Wrap the trained model in Gradio’s web UI

Gradio.app makes it super easy to expose a model’s functionality in an intuitive web interface.

This model is an image classifier, so we set up an interface that accepts an image via drag-and-drop and uses the trained model to output a classification label.

Remember, this model was trained on tiny CIFAR-10 images so it’s going to perform best against similarly simple and scaled-down images.
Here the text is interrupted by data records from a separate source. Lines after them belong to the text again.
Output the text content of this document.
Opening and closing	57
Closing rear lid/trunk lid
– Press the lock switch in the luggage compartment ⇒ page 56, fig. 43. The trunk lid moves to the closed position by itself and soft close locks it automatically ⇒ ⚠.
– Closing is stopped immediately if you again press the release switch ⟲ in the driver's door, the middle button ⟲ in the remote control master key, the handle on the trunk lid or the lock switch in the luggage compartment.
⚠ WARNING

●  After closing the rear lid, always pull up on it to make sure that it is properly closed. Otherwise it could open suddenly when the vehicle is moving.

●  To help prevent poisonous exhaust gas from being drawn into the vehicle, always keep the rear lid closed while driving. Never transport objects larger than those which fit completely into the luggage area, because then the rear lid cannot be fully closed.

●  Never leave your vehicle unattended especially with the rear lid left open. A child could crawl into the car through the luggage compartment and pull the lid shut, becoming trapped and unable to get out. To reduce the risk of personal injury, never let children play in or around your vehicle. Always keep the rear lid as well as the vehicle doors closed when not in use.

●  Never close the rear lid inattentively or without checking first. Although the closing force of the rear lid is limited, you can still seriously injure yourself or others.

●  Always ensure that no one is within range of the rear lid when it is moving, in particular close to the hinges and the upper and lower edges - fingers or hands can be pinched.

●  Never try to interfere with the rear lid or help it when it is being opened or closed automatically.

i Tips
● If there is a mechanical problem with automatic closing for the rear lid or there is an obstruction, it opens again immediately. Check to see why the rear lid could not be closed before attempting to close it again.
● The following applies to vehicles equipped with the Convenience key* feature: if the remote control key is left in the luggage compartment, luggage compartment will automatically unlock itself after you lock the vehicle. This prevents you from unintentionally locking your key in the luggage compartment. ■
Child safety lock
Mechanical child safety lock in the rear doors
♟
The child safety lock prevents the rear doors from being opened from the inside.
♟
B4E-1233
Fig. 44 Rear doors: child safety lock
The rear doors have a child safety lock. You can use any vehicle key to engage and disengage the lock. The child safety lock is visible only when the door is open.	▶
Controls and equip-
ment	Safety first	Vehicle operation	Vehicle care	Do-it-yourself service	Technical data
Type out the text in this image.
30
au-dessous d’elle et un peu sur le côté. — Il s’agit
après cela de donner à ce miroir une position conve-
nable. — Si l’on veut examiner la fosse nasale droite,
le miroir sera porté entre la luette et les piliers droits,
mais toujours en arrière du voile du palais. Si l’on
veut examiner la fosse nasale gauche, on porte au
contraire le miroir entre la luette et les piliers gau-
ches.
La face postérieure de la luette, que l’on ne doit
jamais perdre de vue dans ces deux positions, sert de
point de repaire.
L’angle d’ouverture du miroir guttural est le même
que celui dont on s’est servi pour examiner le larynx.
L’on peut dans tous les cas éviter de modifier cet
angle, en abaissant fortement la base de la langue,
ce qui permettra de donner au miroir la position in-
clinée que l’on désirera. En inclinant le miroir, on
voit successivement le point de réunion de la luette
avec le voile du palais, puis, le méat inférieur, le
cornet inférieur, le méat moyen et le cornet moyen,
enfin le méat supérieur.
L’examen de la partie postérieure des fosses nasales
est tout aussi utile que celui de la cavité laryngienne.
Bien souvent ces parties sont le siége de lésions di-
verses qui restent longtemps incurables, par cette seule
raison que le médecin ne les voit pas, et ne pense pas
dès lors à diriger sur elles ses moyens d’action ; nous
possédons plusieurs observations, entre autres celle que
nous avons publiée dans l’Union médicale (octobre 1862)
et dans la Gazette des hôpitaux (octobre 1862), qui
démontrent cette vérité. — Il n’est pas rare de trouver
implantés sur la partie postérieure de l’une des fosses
def create_demo_examples() -> List[str]:
    # NB: Don't download these images to a network FS as it doesn't play well with Gradio.
    import httpx

    example_imgs = {
        "lion.jpg": "https://i0.wp.com/lioncenter.umn.edu/wp-content/uploads/2018/10/cropped-DSC4884_Lion_Hildur-1.jpg",
        "mouse.jpg": "https://static-s.aa-cdn.net/img/ios/1077591533/18f74754ae55ee78e96e04d14e8bff35?v=1",
        "plane.jpg": "https://x-plane.hu/L-410/img/about/2.png",
        "modal.jpg": "https://pbs.twimg.com/profile_images/1567270019075031040/Hnrebn0M_400x400.jpg",
    }
    available_examples = []
    for dest, url in example_imgs.items():
        filepath = pathlib.Path(dest)
        r = httpx.get(url)
        if r.status_code != 200:
            print(f"Could not download '{url}'", file=sys.stderr)
            continue

        with open(filepath, "wb") as f:
            f.write(r.content)
        available_examples.append(str(filepath))
    return available_examples


@app.function(
    image=image,
    volumes={str(MODEL_CACHE): volume},
    mounts=[Mount.from_local_dir(assets_path, remote_path="/assets")],
)
@asgi_app()
def fastapi_app():
    import gradio as gr
    from gradio.routes import mount_gradio_app

    classifier = ClassifierModel()
    interface = gr.Interface(
        fn=classifier.predict.remote,
        inputs=gr.Image(shape=(224, 224)),
        outputs="label",
        examples=create_demo_examples(),
        css="/assets/index.css",
    )
    return mount_gradio_app(
        app=web_app,
        blocks=interface,
        path="/",
    )


## Running this

To run training as an ephemeral app:

modal run vision_model_training.py::app.train

To test the model on an image, run:

modal run vision_model_training.py::app.classify_url --image-url <url>

To run the Gradio server, run:

modal serve vision_model_training.py

This ML app is already deployed on Modal and you can try it out at https://modal-labs-example-fastai-wandb-gradio-cifar10-demo-fastapi-app.modal.run.